Una volta avanzata dal PM la richiesta di archiviazione - anche se per segnalazioni ritenute, fin dall'origine, fatto non costituente reato - il Gip ha l'obbligo di provvedere ai sensi dell'art. 409 c.p.p.; il tutto come si evince chiaramente, peraltro, dall'esame dell'art. 411 c.p.p., secondo cui si applicano le disposizioni di cui agli artt. 408, 409, 410 c.p.p., anche se il fatto non è previsto dalla legge come reato.
Orbene nel caso in esame il Gip, senza indicare alcuna ragione sostanziale relativa ad eventuale impossibilità procedimentale ai sensi dell'art. 409 c.p.p., ha disposto la restituzione degli atti al PM rigettando nel rito la richiesta di archiviazione. Trattasi di provvedimento abnorme, perché pur essendo in astratto manifestazione di un legittimo potere, si è esplicato al di fuori dei casi consentiti e delle ipotesi previste, al di là di ogni ragionevole limite, determinando così la stasi del procedimento e l'impossibilità di proseguirlo (Giurisprudenza consolidata sul punto: vedi Cass.
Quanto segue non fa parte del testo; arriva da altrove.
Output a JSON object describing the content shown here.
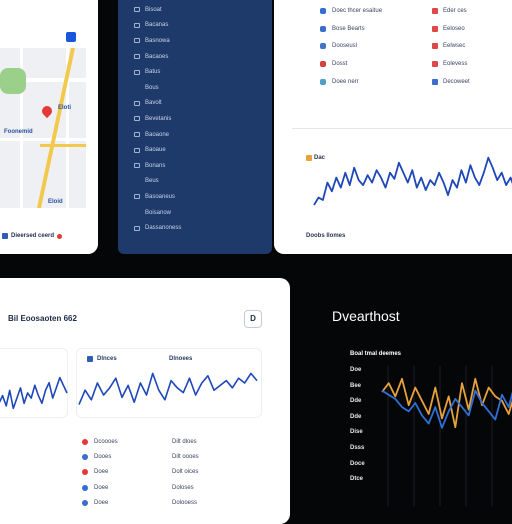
{
  "map_panel": {
    "labels": [
      "Eloti",
      "Foonemid",
      "Eloid"
    ],
    "footer_label": "Dieersed ceerd"
  },
  "sidebar": {
    "items": [
      {
        "label": "Bisoat",
        "has_icon": true
      },
      {
        "label": "Bacanas",
        "has_icon": true
      },
      {
        "label": "Basnowa",
        "has_icon": true
      },
      {
        "label": "Bacaoes",
        "has_icon": true
      },
      {
        "label": "Batus",
        "has_icon": true
      },
      {
        "label": "Bous",
        "has_icon": false
      },
      {
        "label": "Bavolt",
        "has_icon": true
      },
      {
        "label": "Bevetanis",
        "has_icon": true
      },
      {
        "label": "Baoaone",
        "has_icon": true
      },
      {
        "label": "Baoaue",
        "has_icon": true
      },
      {
        "label": "Bonans",
        "has_icon": true
      },
      {
        "label": "Beus",
        "has_icon": false
      },
      {
        "label": "Basoaneus",
        "has_icon": true
      },
      {
        "label": "Boisanow",
        "has_icon": false
      },
      {
        "label": "Dassanoness",
        "has_icon": true
      }
    ]
  },
  "top_right": {
    "rows": [
      {
        "label": "Doec thcer esaitue",
        "value": "Eder ces",
        "icon_color": "#2f6fd6",
        "icon2_color": "#e04848"
      },
      {
        "label": "Bose Bearts",
        "value": "Eeloseo",
        "icon_color": "#3a6dcc",
        "icon2_color": "#e04848"
      },
      {
        "label": "Dooseusl",
        "value": "Eelwsec",
        "icon_color": "#3f74c9",
        "icon2_color": "#e04848"
      },
      {
        "label": "Dosst",
        "value": "Eolevess",
        "icon_color": "#d94040",
        "icon2_color": "#e04848"
      },
      {
        "label": "Doee nerr",
        "value": "Decoweet",
        "icon_color": "#4fa0c8",
        "icon2_color": "#3a6dcc"
      }
    ],
    "chart_caption": "Dac",
    "footer_label": "Doobs Ilomes"
  },
  "bottom_left": {
    "title": "Bil Eoosaoten 662",
    "button_label": "D",
    "card_a_title": "",
    "card_b_title": "Dlnces",
    "card_c_title": "Dlnoees",
    "table_rows": [
      {
        "name": "Dcoooes",
        "value": "Dilt dloes",
        "dot_color": "#e53935"
      },
      {
        "name": "Dooes",
        "value": "Dilt oooes",
        "dot_color": "#3a6dcc"
      },
      {
        "name": "Doee",
        "value": "Dolt oices",
        "dot_color": "#e53935"
      },
      {
        "name": "Doee",
        "value": "Doloses",
        "dot_color": "#2f6fd6"
      },
      {
        "name": "Doee",
        "value": "Dolooess",
        "dot_color": "#3a6dcc"
      }
    ]
  },
  "dark_panel": {
    "title": "Dvearthost",
    "subtitle": "Boal tmal deemes",
    "axis_labels": [
      "Doe",
      "Bee",
      "Dde",
      "Dde",
      "Dise",
      "Dsss",
      "Doce",
      "Dtce"
    ],
    "colors": {
      "series_a": "#e8a23a",
      "series_b": "#2f6fd6"
    }
  },
  "chart_data": [
    {
      "type": "line",
      "series": [
        {
          "values": [
            44,
            50,
            48,
            62,
            55,
            66,
            58,
            70,
            60,
            74,
            64,
            60,
            68,
            62,
            72,
            66,
            58,
            70,
            65,
            78,
            70,
            62,
            72,
            58,
            66,
            56,
            64,
            60,
            70,
            62,
            52,
            64,
            58,
            72,
            62,
            76,
            66,
            60,
            70,
            82,
            74,
            64,
            70,
            60,
            66,
            56,
            62,
            58
          ]
        }
      ],
      "color": "#1e47b8"
    },
    {
      "type": "line",
      "series": [
        {
          "values": [
            40,
            46,
            38,
            50,
            36,
            44,
            52,
            40,
            48,
            44,
            54,
            46,
            40,
            50,
            56,
            44,
            52,
            60,
            54,
            48
          ]
        }
      ],
      "color": "#1e47b8"
    },
    {
      "type": "line",
      "series": [
        {
          "values": [
            40,
            52,
            44,
            58,
            48,
            54,
            62,
            46,
            56,
            42,
            58,
            48,
            66,
            52,
            44,
            60,
            54,
            50,
            62,
            48,
            58,
            64,
            52,
            56,
            60,
            54,
            62,
            58,
            66,
            60
          ]
        }
      ],
      "color": "#1e47b8"
    },
    {
      "type": "line",
      "series": [
        {
          "values": [
            56,
            60,
            54,
            62,
            50,
            58,
            52,
            46,
            58,
            44,
            54,
            40,
            60,
            48,
            62,
            50,
            58,
            54,
            52,
            46,
            56,
            50
          ]
        },
        {
          "values": [
            40,
            38,
            36,
            32,
            30,
            34,
            28,
            24,
            32,
            22,
            30,
            36,
            32,
            28,
            40,
            34,
            30,
            26,
            38,
            32,
            44,
            40
          ]
        }
      ]
    }
  ]
}
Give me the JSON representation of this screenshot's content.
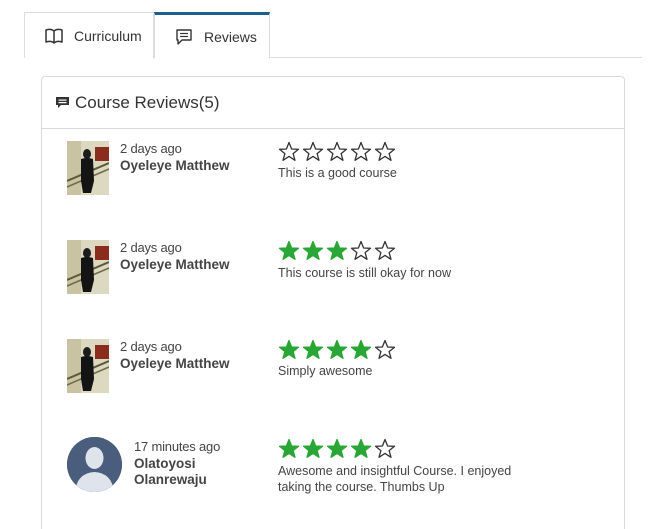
{
  "tabs": [
    {
      "label": "Curriculum",
      "icon": "book-icon",
      "active": false
    },
    {
      "label": "Reviews",
      "icon": "comment-icon",
      "active": true
    }
  ],
  "panel": {
    "title": "Course Reviews(5)",
    "icon": "comment-icon"
  },
  "colors": {
    "accent": "#1f5d8f",
    "star_filled": "#2aa636",
    "star_empty": "#333333"
  },
  "reviews": [
    {
      "time": "2 days ago",
      "name": "Oyeleye Matthew",
      "rating": 0,
      "max_rating": 5,
      "comment": "This is a good course",
      "avatar": "user-photo"
    },
    {
      "time": "2 days ago",
      "name": "Oyeleye Matthew",
      "rating": 3,
      "max_rating": 5,
      "comment": "This course is still okay for now",
      "avatar": "user-photo"
    },
    {
      "time": "2 days ago",
      "name": "Oyeleye Matthew",
      "rating": 4,
      "max_rating": 5,
      "comment": "Simply awesome",
      "avatar": "user-photo"
    },
    {
      "time": "17 minutes ago",
      "name": "Olatoyosi Olanrewaju",
      "rating": 4,
      "max_rating": 5,
      "comment": "Awesome and insightful Course. I enjoyed taking the course. Thumbs Up",
      "avatar": "default-avatar"
    }
  ]
}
Sez. Unite Sent. n. 34 del 22/11/2000, PM in proc. Ignoti, rv. 217474).
Va annullato, pertanto, senza rinvio il provvedimento del Gip del Tribunale di Aosta in data 04/05/01 con trasmissione degli atti a detto Ufficio giudiziario perché provveda alla richiesta di archiviazione.
P.Q.M.
La Corte annulla senza rinvio il provvedimento impugnato e dispone trasmettersi gli atti al Gip del Tribunale di Aosta per l'esame della richiesta di archiviazione.
Così deciso in Roma, il 21 aprile 2006.